In der Nacht erwacht, die noch müden Gedanken räkeln sich. Sie strecken und zerren an meinem Sein in die sich erwachende Nacht. Ein neuer Tag ergibt sich mir. Voll der Möglichkeiten, Wahrscheinlichkeiten einer Zukunft. Ich weiß jetzt schon, dass sich nichts weltenumwälzendes ergeben wird. Und doch begrüße ich den neuen Morgen. Als das, was er eben ist. Ein Neuanfang, ein weiterer Schritt auf meinem ureigenen Pfad.
Wir werden in einem Menschenleben niemals die ganze Welt erleben. Sicher können wir reisen und andere Länder besuchen. Aber das komplette Große und Ganze können wir nur im Grunde erahnen.
Und vielleicht liegt gerade in dieser Beschränkung eine stille Einladung. Eine Einladung, den Blick nach innen zu richten, statt ihn verzweifelt an den unendlichen Horizont zu heften.

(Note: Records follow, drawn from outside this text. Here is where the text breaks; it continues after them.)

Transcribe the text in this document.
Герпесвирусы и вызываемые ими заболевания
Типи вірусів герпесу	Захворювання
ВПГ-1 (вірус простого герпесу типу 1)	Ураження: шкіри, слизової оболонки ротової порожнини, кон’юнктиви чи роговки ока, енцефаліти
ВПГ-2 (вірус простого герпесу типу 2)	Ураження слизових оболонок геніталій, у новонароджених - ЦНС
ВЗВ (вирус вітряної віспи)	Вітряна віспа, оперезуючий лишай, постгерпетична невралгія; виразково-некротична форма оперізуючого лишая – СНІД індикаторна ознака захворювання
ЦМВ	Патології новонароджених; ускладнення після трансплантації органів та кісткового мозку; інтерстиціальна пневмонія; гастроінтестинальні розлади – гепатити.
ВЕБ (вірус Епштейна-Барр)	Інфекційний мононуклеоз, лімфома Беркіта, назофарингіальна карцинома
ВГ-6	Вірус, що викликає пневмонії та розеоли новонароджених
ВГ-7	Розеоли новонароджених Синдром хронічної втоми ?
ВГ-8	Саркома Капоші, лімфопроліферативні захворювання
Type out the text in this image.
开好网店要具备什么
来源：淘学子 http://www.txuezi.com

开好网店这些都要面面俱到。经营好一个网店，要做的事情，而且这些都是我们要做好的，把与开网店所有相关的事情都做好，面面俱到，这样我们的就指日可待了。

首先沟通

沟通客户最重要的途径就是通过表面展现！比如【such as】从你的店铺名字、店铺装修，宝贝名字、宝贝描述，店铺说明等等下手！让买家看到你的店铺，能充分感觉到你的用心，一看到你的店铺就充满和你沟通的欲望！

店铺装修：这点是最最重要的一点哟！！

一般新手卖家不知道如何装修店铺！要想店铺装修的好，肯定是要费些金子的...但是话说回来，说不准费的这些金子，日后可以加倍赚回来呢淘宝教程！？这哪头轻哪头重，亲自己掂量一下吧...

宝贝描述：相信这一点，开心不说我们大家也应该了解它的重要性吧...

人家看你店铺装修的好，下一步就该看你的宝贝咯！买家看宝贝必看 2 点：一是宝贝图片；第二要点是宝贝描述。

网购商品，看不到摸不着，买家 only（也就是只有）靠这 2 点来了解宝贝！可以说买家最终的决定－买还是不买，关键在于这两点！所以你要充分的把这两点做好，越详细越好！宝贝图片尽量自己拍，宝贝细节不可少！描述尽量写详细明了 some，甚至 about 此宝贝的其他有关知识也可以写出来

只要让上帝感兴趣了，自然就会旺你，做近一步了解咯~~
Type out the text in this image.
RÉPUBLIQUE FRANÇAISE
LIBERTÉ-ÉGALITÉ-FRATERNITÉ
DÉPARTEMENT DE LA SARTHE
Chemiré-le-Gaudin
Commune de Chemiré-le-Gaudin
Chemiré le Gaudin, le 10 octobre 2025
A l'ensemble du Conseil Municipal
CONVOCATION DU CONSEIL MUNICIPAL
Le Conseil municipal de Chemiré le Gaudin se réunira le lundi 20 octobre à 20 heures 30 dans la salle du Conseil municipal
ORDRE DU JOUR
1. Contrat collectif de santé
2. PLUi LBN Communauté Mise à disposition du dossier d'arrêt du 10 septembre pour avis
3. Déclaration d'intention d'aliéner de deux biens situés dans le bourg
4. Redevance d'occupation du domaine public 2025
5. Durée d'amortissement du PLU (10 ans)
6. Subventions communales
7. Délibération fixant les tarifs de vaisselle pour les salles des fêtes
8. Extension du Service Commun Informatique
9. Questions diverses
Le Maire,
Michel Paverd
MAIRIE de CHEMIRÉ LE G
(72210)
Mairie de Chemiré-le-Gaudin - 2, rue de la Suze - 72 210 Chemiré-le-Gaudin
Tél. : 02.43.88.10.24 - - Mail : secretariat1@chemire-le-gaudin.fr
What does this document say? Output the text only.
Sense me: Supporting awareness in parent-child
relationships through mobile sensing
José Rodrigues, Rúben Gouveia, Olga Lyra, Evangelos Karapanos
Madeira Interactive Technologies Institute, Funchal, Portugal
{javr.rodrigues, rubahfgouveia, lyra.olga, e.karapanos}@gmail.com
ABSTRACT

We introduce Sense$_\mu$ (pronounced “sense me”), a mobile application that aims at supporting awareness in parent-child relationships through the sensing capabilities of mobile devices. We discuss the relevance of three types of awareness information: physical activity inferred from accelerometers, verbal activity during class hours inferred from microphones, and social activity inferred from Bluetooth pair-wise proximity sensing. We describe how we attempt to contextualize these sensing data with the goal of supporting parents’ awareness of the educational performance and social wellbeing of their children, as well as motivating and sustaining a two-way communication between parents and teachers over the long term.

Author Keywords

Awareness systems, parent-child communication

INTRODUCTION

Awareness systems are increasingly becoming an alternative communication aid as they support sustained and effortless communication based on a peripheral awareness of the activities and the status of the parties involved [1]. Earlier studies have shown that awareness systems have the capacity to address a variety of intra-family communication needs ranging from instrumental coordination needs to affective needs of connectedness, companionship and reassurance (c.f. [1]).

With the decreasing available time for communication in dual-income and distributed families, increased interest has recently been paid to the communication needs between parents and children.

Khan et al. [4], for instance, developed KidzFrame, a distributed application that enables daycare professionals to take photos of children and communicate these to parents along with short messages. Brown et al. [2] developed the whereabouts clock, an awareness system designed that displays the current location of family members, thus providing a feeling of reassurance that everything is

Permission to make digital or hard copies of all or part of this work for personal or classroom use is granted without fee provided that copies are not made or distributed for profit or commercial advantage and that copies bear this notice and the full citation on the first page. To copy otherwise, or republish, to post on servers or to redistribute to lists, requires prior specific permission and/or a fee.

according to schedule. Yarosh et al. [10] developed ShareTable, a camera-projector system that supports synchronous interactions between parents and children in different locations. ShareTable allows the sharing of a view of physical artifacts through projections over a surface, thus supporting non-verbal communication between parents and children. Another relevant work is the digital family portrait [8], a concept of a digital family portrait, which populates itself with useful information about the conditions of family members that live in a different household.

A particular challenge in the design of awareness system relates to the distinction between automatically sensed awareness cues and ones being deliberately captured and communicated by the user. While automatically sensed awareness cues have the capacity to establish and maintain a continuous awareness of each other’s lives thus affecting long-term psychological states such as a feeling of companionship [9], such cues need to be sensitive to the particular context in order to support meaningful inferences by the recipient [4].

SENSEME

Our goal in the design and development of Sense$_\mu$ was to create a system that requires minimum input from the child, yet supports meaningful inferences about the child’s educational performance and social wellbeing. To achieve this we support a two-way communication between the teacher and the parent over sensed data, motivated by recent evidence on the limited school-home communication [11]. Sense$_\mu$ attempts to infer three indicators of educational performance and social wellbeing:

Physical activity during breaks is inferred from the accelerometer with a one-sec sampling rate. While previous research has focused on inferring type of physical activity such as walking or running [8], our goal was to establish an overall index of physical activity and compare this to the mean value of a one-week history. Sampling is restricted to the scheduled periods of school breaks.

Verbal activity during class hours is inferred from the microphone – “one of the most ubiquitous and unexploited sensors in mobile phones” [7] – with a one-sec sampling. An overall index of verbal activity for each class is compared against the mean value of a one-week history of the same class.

Wenn wir das „Ganze“ nicht greifen können, so können wir doch das „Eigene“ voll und ganz erfahren.
Dieser Morgen, so unspektakulär er auch sein mag, ist ein solches Eigenes. Er ist kein globaler Meilenstein, aber er ist ein Meilenstein meiner Existenz. Das fahle Licht, das sich jetzt seinen Weg ins Zimmer sucht, beleuchtet nicht die Welt, aber es beleuchtet meinen Tisch, meine Hände, den Staub auf dem Bücherregal. Das sind die Details meines Universums.
Der „ureigene Pfad“, von dem ich sprach, besteht nicht aus großen Sprüngen über Kontinente, sondern aus diesen kleinen, bewussten Schritten. Der Schritt aus dem Bett. Der erste Schluck heißen Kaffees, der die Lebensgeister weckt. Das bewusste Atmen, während die Gedanken langsam klarer werden. Sie zerren nicht mehr, sie ordnen sich.
In der Akzeptanz dieses kleinen, greifbaren Ausschnitts der Realität liegt eine tiefe Ruhe. Ich muss nicht die ganze Welt verstehen, um diesen einen Tag zu begrüßen. Ich muss nur bereit sein, ihn zu erleben – als meinen Teil des Ganzen.